Institutional and community collaboration yields results
The East Japan Earthquake Heritage Sites were included on the World Monuments Watch in 2012 and 2014. In November 2011, WMF and the Foundation for Cultural Heritage and Art Research launched Save Our Culture (SOC), an international effort to help cultural heritage sites affected by the earthquake and tsunami. Since then, SOC has worked to rebuild Sawara, a picturesque, historic canal town in the Kantō region of Japan. The town flourished during the Edo period (1603–1867) and is characterized by more than 300 historic examples of a distinctive style of Edo townhouse known as machiya, which functioned as both residence and workspace. More than a third of these buildings were damaged by the disaster. With support from American Express, we worked with the Ono River, Sawara Cityscape Preservation Association, and the Chiba Prefecture Education Board to restore seven of Sawara’s most treasured machiya between the summer of 2011 and March 2013.

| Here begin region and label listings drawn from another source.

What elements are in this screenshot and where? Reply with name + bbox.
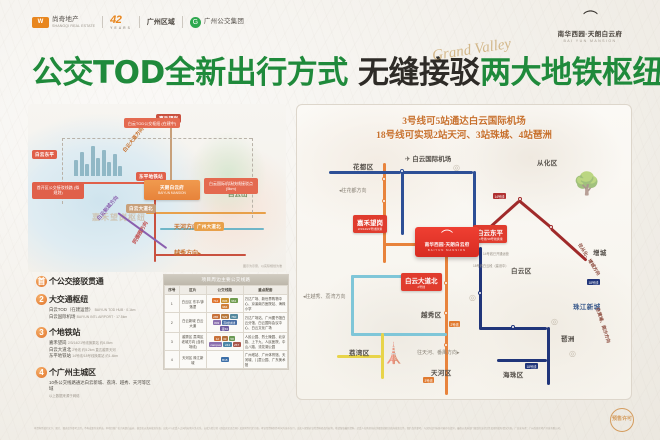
cell-routes: 265529760803高峰快线夜63 xyxy=(206,313,243,333)
cell-facility: 人民公园、烈士陵园、北京路、上下九、人民医院、中山八路、流花湖公园 xyxy=(243,333,287,351)
table-body: 1白云区 东平/钟落潭712836961984万达广场、新世界购物中心、京溪南方… xyxy=(165,295,288,369)
stop-chip-baiyun-avenue-north: 白云大道北 xyxy=(126,204,156,213)
shangqi-mark-icon: W xyxy=(32,17,49,28)
mountain-icon: ⌒ xyxy=(441,232,453,240)
highlight-line: 白云国际机场 BAIYUN INTL AIRPORT · 17.5km xyxy=(49,314,154,321)
table-element: 序号 区片 公交线路 重点配套 1白云区 东平/钟落潭712836961984万… xyxy=(164,285,288,369)
table-row: 1白云区 东平/钟落潭712836961984万达广场、新世界购物中心、京溪南方… xyxy=(165,295,288,313)
cell-facility: 万达广场、新世界购物中心、京溪南方医院站、海珠小学 xyxy=(243,295,287,313)
highlight-item-1: 首 个公交接驳贯通 xyxy=(36,276,154,287)
station-box-baiyun-avenue-north: 白云大道北 2号线 xyxy=(401,273,442,291)
airport-label: ✈ 白云国际机场 xyxy=(405,153,451,163)
metro-line-2-left xyxy=(329,171,401,174)
location-pin-icon: ◎ xyxy=(551,317,558,326)
bus-route-badge: 803 xyxy=(213,320,221,325)
highlight-number-2: 2 xyxy=(36,294,47,305)
metro-line-18-a xyxy=(479,247,482,329)
metro-line-yellow-v xyxy=(381,333,384,379)
table-row: 4天河区 珠江新城B18广州塔站、广州体育馆、天河城、儿童公园、广东美术馆 xyxy=(165,351,288,369)
bus-routes-table: 项目周边主要公交线路 序号 区片 公交线路 重点配套 1白云区 东平/钟落潭71… xyxy=(163,274,289,370)
map-boundary-dash-top xyxy=(62,138,252,139)
district-zengcheng: 增城 xyxy=(593,247,607,257)
cell-no: 4 xyxy=(165,351,180,369)
transit-group-icon: G xyxy=(190,17,201,28)
district-pazhou: 琶洲 xyxy=(561,333,575,343)
highlight-item-3: 3 个地铁站 嘉禾望岗 2/3/14/21号线换乘站 约6.0km 白云大道北 … xyxy=(36,327,154,360)
bus-route-badge: 836 xyxy=(221,298,229,303)
highlight-item-2: 2 大交通枢纽 白云TOD（在建运营） BAIYUN TOD HUB · 0.1… xyxy=(36,294,154,320)
bus-route-badge: 760 xyxy=(230,314,238,319)
district-huadu: 花都区 xyxy=(353,161,374,171)
baiyun-hill-shape xyxy=(190,132,266,218)
bus-route-badge: campus xyxy=(209,342,223,347)
official-seal-icon: 预售许可 xyxy=(610,408,634,432)
bus-route-badge: 高峰快线 xyxy=(222,320,237,325)
highlight-line: 嘉禾望岗 2/3/14/21号线换乘站 约6.0km xyxy=(49,340,154,347)
highlight-line: 白云TOD（在建运营） BAIYUN TOD HUB · 0.1km xyxy=(49,307,154,314)
project-marker-left-sub: BAIYUN MANSION xyxy=(158,191,186,195)
metro-station-dot xyxy=(400,169,404,173)
district-haizhu: 海珠区 xyxy=(503,369,524,379)
direction-yuexiu: 越秀方向▸ xyxy=(174,248,201,257)
bus-route-badge: 244 xyxy=(223,342,231,347)
project-marker-right: ⌒ 南华西园·天朗白云府 BAIYUN MANSION xyxy=(415,227,479,257)
cell-area: 越秀区 荔湾区 老城方向 (含机场线) xyxy=(179,333,206,351)
bus-route-badge: 257 xyxy=(233,342,241,347)
bus-route-badge: 984 xyxy=(221,304,229,309)
district-tianhe: 天河区 xyxy=(431,367,452,377)
logo-region: 广州区域 xyxy=(147,17,175,27)
metro-station-dot xyxy=(518,197,522,201)
location-pin-icon: ◎ xyxy=(469,293,476,302)
highlight-title-2: 大交通枢纽 xyxy=(49,294,88,305)
title-part-3: 两大地铁枢纽 xyxy=(480,55,660,91)
footnote-line18-construction: 18号线白云段（建设中） xyxy=(473,263,508,268)
brand-logo-right: ⌒ 南华西园·天朗白云府 BAI YUN MANSION xyxy=(546,12,634,43)
highlight-item-4: 4 个广州主城区 10条公交线路通达白云新城、荔湾、越秀、天河等区域 以上数据来… xyxy=(36,367,154,399)
metro-line-light-blue-b xyxy=(351,333,447,336)
metro-station-dot xyxy=(382,199,386,203)
bus-route-badge: 961 xyxy=(230,298,238,303)
bus-route-badge: 58 xyxy=(229,336,235,341)
col-area: 区片 xyxy=(179,286,206,295)
bus-route-badge: 712 xyxy=(212,298,220,303)
map-callout-airport: 白云国际机场快线接驳点 (5km) xyxy=(204,178,258,194)
legal-disclaimer: 本资料所载的文字、图片、图表仅作参考之用，不构成要约或承诺。本项目推广名为天朗白… xyxy=(34,427,590,430)
cell-no: 1 xyxy=(165,295,180,313)
metro-station-dot xyxy=(444,343,448,347)
table-title: 项目周边主要公交线路 xyxy=(164,275,288,285)
logo-shangqi: W 尚奇地产 SHANGQI REAL ESTATE xyxy=(32,16,95,28)
cell-area: 白云新城 白云大道 xyxy=(179,313,206,333)
bus-route-badge: 529 xyxy=(221,314,229,319)
col-facility: 重点配套 xyxy=(243,286,287,295)
bus-route-badge: 夜63 xyxy=(220,326,229,331)
canton-tower-icon: 🗼 xyxy=(381,341,406,366)
cell-routes: 123358campus244257 xyxy=(206,333,243,351)
direction-yuexiu-liwan: ◂往越秀、荔湾方向 xyxy=(303,293,346,300)
highlight-title-3: 个地铁站 xyxy=(49,327,80,338)
line-tag-3: 3号线 xyxy=(423,377,434,383)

We continued our support for areas damaged by the earthquake in Kesennuma, a fishing port on the border of the Miyagi and Iwate prefectures. Before the disaster the town was renowned for the beauty of its cove and surrounding mountains. Its long-standing historic significance began in the twelfth century when it was a post-station toward the eastern end of Japan’s Golden Trail, a string of gold-mining towns. Unfortunately, the Miyagi prefecture was hit particularly hard by the tsunami, which almost completely destroyed Kesennuma’s historic port and started raging fires with a spillage of fishing fleet fuel. Starting in 2013 we supported an ongoing restoration of seven historic buildings in the town, with the third set for completion by September 2016. Six of these are nationally registered Cultural Properties, and the seventh’s status is pending. All have been owned and operated by the same families since their original construction, a pattern which can now continue in future generations.
In October 2012, the first Watch Day event held in the region took place in the town of Sawara during the annual autumn festival, a centuries-old tradition. A parade of traditional floats from Sawara’s communities converged on the center of the town, amid traditional music and dances.
After the second inclusion of the East Japan Earthquake Heritage Sites on the 2014 Watch, between October 2014 and May 2015, we worked with the Executive Committee of Ishinomaki Cultural Heritage Restoration and Reconstruction to restore the Kannon-do (main) Hall at Tenyuji Temple in Ogatsu. The eighteenth-century building had collapsed in the disaster, but enough of the hall survived to restore it to its original use. The restoration was supported by American Express and served as an inspiration to the community and a powerful symbol of possibility for other rebuilding communities in the region.
Two towns in the Miyagi prefecture celebrated the region’s second Watch Day event in November 2014. A variety of events including exhibitions, guided tours, and workshops for schoolchildren were held at six historic sites in the city of Kesennuma and at the eighteenth-century Tenyuji Temple in Ogatsu.
Our work in these three towns located in the Tōhoku and Kantō regions of Japan aims to help reinvigorate the local economy and boost town morale by rebuilding the tourist economy. Each year visitor rates continue to grow closer to their pre-earthquake figures, and substantial funds have been raised to continue assisting local residents and business owners in their recovery efforts.